Indeed, the brilliance of our Founders was in choosing the exact language of the Constitution, making certain parts very specific, certain parts general and flexible in meaning, and finding the right balance between the general and the specific that has made this document the longest lasting Constitution in the world! Our Founders didn't want us constantly Amending the document either; that's why they made it so cumbersome to do so. By deliberately building flexibility into parts of the Constitution, they ingeniously ensured us a document that wouldn't be thrown out because it became outmoded.

I think our founders knew that certain principles -- liberty, equality, property, commerce, conscience -- were indeed, "timeless," "objective," and hence "unalienable." But if they attempted to tell generations hundreds of years later how liberty, equality and conscience, etc., must be understood in their time...I think our Founders wisely realized that they didn't possess the information to "best" answer these specific questions. Hence, they left it up to future generations to answer them by writing such provisions of the Constitution in broad generalities.

Another problem of Feddie's is that many decisions with which he would disagree are supported by the Constitution's text. Not only are they supported by the Constitution's text, but as I will demonstrate, Feddie's version of "originalism" actually is oft-used to subvert the text of the Constitution -- making us so-called, "activists" more consistent textualists than the so called "original-intent" folks, ala Bork.

For instance, Feddie writes:

[N]o matter what the Supremes say the founders clearly did not believe that pornography (or the like) was First Amendment "speech." That's not even a close call.

Well let's look at what the text of the First Amendment says: "Congress shall make no law...abridging the freedom of speech." Assuming arguendo that we are not debating which governments, i.e., "Congress" or state and local, are bound to this norm, let us ask textually what exactly the rule is saying? How about: "government can't censor." Can't censor what? "Speech." What is speech and why isn't pornography speech? Is it because speech is words and pornography is pictures? So government can censor any pictures, including political cartoons and moving pictures like Fox News? No I think Feddie would agree that speech includes both words and pictures. So if speech = words and pictures. And if pornography = words and pictures. And if the First Amendment is telling us that government can't government can't censor words and pictures, then the First Amendment seems to be saying that government can't censor pornography. Simple logic, right?

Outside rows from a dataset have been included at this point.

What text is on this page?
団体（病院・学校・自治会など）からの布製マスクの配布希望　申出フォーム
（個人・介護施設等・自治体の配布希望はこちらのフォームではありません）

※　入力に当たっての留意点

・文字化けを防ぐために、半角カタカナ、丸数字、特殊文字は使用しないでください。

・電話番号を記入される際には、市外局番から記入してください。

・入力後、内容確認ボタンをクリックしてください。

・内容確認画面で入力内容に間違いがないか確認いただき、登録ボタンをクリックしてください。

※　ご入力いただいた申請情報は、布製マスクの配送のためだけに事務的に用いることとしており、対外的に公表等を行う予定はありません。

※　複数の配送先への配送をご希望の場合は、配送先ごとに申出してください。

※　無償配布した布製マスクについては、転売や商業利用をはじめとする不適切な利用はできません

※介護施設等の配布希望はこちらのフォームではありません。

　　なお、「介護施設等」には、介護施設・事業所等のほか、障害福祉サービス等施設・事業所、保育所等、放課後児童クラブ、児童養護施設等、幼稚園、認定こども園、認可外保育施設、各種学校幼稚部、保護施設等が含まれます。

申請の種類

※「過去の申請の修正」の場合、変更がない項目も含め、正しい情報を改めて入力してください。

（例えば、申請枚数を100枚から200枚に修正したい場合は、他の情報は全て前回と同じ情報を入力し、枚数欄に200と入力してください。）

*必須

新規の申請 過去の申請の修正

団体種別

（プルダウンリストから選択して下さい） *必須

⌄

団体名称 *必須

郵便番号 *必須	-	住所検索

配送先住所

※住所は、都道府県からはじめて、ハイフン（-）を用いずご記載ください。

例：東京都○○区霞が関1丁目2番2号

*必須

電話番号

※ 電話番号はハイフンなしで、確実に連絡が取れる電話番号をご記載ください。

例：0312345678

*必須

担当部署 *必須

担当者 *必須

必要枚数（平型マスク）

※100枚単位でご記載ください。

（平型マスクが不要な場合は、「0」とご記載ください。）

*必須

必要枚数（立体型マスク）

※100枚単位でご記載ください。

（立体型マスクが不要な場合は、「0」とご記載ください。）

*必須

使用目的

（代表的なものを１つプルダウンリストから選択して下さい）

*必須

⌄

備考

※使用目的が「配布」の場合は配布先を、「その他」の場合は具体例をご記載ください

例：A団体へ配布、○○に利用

Now when Feddie says that pornography is not "First Amendment speech," I wonder where he derives such an answer because it's certainly not found within the text of the Constitution. When asked whether government can censor pornographic speech, I consistently follow the text of the Constitution and say no, whereas Feddie argues that the text of the Constitution doesn't mean what it says it means, that yes, in reality, even though the text seems to say, "government can't censor," government, in reality, can censor. Huh?